Passe graxa nas engrenagens do coração


Penso o que sou ou sou o que penso? Quase como o famoso "ser ou não ser". Os aglutinadores dias do recém- nascido século XXI estão impondo uma transformação avassaladora em nós, estamos deixando de ser humanos e estamos agindo feito máquinas. Máquinas programadas para produzir, gerar renda e , agora, preocupar-se com o meio ambiente.
Estamos agindo de forma maquinal, como o pêndulo de um relógio que deve tombar de um lado para o outro a fim de fazer os ponteiros do relógio andar, temos que seguir caminhando e fazendo o que nos foi designado fazer para que o planeta Mundo não pare. Pois não pense que o que faz a Terra girar seu movimento de rotação é a gravidade, a Lei da Atração Astral ou o que mais quiser. Quem faz a Terra girar em torno do seu próprio eixo somos nós, que pensamos nisso.
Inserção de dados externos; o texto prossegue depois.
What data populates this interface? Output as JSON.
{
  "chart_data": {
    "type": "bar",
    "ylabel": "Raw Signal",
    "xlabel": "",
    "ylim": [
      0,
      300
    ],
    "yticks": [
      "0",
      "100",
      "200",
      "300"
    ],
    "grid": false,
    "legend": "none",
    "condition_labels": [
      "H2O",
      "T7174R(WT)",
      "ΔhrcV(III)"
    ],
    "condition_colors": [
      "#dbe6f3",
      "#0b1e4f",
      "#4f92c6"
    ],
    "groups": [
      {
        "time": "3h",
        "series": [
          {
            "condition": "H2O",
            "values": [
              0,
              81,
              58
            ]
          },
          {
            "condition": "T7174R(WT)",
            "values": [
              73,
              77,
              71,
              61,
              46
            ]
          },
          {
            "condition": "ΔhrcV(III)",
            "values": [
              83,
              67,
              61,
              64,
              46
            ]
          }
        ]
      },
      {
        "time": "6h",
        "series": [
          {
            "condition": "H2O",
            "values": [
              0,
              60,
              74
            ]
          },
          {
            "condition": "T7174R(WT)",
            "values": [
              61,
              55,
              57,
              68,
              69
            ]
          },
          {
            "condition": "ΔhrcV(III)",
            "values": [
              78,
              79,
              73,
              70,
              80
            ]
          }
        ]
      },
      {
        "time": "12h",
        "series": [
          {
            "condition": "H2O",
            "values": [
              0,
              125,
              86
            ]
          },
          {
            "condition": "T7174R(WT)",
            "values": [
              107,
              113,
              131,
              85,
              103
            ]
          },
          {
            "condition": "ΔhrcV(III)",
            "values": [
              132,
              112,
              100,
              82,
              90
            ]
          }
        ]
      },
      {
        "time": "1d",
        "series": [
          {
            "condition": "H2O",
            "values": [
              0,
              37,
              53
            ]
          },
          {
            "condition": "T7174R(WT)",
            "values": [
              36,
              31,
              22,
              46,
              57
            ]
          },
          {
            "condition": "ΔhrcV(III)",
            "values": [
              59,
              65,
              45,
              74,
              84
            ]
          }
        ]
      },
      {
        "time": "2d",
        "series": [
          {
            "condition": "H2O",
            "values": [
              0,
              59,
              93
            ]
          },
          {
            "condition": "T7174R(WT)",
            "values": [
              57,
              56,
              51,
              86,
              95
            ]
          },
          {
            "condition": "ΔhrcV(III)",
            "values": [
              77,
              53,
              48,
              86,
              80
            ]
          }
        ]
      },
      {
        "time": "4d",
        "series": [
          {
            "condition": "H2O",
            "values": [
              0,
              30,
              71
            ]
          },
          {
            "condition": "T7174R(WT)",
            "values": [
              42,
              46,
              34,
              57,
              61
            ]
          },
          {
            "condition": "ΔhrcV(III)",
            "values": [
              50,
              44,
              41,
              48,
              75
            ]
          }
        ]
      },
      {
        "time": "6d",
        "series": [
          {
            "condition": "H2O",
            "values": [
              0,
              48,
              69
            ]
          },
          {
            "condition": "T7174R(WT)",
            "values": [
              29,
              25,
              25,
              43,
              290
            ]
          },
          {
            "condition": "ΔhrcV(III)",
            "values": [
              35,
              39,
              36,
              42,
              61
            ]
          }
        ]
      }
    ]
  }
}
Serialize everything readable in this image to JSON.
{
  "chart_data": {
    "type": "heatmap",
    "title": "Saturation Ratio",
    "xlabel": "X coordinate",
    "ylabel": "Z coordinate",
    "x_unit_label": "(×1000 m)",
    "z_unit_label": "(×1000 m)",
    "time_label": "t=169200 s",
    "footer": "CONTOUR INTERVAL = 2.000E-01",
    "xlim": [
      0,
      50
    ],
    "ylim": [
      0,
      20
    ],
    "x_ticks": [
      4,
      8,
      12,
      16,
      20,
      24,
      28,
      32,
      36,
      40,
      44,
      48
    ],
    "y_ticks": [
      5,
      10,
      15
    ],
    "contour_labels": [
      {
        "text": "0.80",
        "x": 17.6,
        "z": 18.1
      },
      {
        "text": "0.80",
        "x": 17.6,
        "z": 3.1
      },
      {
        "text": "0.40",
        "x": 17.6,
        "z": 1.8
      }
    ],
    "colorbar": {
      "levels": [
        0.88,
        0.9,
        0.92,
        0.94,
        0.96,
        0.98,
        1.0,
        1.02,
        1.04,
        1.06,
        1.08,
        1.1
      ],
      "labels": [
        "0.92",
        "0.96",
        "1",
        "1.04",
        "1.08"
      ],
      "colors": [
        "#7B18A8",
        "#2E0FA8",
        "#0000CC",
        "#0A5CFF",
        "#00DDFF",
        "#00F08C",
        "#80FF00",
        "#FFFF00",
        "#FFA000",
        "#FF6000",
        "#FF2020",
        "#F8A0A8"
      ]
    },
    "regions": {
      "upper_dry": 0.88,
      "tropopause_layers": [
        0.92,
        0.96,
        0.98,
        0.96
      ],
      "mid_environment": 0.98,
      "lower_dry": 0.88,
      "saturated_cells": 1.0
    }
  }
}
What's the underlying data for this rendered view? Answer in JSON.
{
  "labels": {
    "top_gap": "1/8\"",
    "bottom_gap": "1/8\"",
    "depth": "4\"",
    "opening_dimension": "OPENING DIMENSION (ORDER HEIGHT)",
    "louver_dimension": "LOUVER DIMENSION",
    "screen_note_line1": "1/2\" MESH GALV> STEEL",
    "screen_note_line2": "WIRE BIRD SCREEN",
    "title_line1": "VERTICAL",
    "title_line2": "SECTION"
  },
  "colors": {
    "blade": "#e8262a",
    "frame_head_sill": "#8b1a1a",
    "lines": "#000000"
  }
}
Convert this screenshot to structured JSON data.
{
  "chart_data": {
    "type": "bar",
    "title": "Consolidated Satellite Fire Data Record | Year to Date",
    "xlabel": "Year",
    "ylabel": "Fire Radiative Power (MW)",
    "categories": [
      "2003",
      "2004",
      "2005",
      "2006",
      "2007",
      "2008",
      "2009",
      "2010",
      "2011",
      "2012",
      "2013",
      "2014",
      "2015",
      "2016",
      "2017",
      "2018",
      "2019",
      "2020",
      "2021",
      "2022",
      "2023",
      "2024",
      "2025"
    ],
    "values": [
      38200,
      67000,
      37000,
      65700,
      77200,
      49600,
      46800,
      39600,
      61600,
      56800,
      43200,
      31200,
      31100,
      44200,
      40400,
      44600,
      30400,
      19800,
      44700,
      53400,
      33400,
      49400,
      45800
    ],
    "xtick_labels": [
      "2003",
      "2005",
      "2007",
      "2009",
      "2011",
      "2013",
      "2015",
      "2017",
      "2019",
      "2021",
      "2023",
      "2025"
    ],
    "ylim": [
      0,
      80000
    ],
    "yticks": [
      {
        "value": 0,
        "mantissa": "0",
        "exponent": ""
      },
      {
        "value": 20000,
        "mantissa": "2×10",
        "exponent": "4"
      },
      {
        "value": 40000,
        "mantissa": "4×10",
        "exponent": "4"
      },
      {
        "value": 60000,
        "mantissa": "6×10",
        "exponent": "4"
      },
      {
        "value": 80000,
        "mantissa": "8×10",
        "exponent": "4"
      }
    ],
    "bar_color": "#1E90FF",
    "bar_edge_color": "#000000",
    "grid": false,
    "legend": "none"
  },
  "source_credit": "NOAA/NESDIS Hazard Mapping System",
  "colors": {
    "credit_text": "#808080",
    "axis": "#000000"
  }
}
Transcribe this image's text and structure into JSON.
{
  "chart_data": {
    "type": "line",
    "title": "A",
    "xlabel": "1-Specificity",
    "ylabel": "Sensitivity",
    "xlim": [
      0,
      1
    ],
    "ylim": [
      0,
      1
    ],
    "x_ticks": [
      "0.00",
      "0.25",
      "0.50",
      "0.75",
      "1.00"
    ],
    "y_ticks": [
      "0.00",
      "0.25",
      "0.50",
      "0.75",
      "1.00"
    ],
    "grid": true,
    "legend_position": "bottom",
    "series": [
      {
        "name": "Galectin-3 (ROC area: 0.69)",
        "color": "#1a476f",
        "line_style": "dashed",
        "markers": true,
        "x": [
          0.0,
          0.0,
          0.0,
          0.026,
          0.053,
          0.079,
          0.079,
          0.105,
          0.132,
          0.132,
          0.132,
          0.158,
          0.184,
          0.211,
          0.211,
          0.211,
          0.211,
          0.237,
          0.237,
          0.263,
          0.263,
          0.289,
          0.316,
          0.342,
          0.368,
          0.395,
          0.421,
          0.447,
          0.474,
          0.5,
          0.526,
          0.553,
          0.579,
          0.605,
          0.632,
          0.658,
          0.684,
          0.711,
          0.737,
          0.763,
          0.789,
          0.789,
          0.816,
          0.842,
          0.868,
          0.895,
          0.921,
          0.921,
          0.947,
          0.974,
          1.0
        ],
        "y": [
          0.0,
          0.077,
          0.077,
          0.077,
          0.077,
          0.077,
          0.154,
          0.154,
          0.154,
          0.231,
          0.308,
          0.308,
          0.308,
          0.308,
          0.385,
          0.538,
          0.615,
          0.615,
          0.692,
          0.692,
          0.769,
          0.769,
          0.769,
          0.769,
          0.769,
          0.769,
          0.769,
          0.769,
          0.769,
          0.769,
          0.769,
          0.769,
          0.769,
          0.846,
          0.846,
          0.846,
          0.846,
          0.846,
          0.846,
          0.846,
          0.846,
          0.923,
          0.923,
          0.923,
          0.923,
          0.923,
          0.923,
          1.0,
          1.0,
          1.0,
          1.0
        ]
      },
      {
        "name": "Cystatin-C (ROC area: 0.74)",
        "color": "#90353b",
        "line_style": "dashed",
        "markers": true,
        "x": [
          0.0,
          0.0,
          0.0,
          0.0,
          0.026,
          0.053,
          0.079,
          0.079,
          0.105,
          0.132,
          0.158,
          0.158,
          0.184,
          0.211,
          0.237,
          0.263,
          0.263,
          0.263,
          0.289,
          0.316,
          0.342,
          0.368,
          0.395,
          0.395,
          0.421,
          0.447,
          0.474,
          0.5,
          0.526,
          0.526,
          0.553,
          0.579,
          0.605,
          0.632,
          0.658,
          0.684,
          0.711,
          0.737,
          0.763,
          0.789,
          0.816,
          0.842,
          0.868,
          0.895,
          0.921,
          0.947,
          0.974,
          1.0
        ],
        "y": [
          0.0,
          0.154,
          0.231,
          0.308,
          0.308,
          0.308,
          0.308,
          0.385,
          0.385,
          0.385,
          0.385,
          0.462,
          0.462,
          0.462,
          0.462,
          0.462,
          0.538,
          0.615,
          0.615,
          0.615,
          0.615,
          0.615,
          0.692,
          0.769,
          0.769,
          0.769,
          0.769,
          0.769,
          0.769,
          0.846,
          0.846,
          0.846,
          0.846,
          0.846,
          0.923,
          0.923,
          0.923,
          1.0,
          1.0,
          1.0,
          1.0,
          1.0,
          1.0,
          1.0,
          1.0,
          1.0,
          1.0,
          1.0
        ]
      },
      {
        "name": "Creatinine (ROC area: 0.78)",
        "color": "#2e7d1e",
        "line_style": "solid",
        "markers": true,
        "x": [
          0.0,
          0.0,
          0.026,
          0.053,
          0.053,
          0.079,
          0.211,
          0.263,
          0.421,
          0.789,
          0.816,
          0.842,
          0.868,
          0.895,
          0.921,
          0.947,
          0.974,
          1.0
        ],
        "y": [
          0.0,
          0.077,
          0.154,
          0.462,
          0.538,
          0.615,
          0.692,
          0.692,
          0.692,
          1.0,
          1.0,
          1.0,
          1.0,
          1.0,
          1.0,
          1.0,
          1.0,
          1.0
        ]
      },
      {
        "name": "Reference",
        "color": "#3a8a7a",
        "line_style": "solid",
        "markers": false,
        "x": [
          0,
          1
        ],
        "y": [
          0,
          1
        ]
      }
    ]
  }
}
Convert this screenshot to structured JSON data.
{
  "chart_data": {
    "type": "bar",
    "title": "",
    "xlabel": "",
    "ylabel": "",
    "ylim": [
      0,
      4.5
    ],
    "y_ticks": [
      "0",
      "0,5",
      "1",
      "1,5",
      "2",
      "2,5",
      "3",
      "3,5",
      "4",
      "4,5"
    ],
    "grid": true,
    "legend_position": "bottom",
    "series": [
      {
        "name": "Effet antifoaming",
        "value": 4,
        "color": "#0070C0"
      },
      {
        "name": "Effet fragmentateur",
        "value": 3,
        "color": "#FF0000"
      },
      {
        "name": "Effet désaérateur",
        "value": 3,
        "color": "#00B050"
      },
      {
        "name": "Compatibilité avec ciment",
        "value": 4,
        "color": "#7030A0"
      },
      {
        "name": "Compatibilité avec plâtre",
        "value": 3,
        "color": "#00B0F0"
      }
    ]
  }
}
Então, para que a Terra continue a girar é preciso acordar cedo, ao despertar do relógio, ir ao banheiro, urinar, preparar o café, adoçá-lo e tomá-lo para que as engrenagens do corpo voltem a girar após uma noite de sono mal dormida povoada de realidades que ainda não aconteceram. Depois, o banho, as roupas. Acordar as crianças, se as tiver, o marido, a esposa. Ligar o carro e sair. Todas estas ações repetidas diariamente, anos a fio, tão bem decoradas que não é mais preciso pensar em faze-las, elas acontecem por vontade própria num ato maquinal que nos propomos a desempenhar para otimizar o tempo e chegar mais cedo aonde quer que se queira chegar e, chegando lá, continuar a sequência de atos involuntários e contínuos.
Parece que nos tornamos simples pedaços de músculos sofrendo de intermináveis crises espasmáticas, cada ação é, em verdade, um reflexo involuntário a um pensamento: "preciso acordar, abro os olhos", "preciso comer, mastigo", "preciso amar, digo eu te amo".
" Preciso amar, digo eu te amo". Os sentimentos parecem também se encaminharem para a mesmo manifestação maquinal que o restante do que somos. A qualidade de nossas vidas não se resume apenas ao stress, à correria, à poluição. Agindo como máquinas, estamos deixando de sentir, verdadeiramente sentir. Então quando se está alegre, sorriso; quando se está triste... ocupa-se a cabeça com outras inquietações, aquelas que não nos diz respeito.
Mas isso me parece perfeitamente normal, afinal, estamos numa época em que sentir é demonstrar fraqueza e o mundo não é dos fracos. É?
Não chegarei a conclusão alguma ao fim deste texto, talvez nem mesmo ao fim da minha vida. Acho que a finalidade da vida nunca esteve tão distante da compreensão como agora.
Penso o que sou ou sou o que penso? Prefiro a segunda opção, pois tenho em meus pensamentos ainda a esperança de que voltaremos a ter pele, tato e sentimentos aflorados. Para isso, tenho cuidado de mim - homem/máquina -, olhando um pouco menos para as engrenagens do relógio e passando mais graxa nas engrenagens do coração.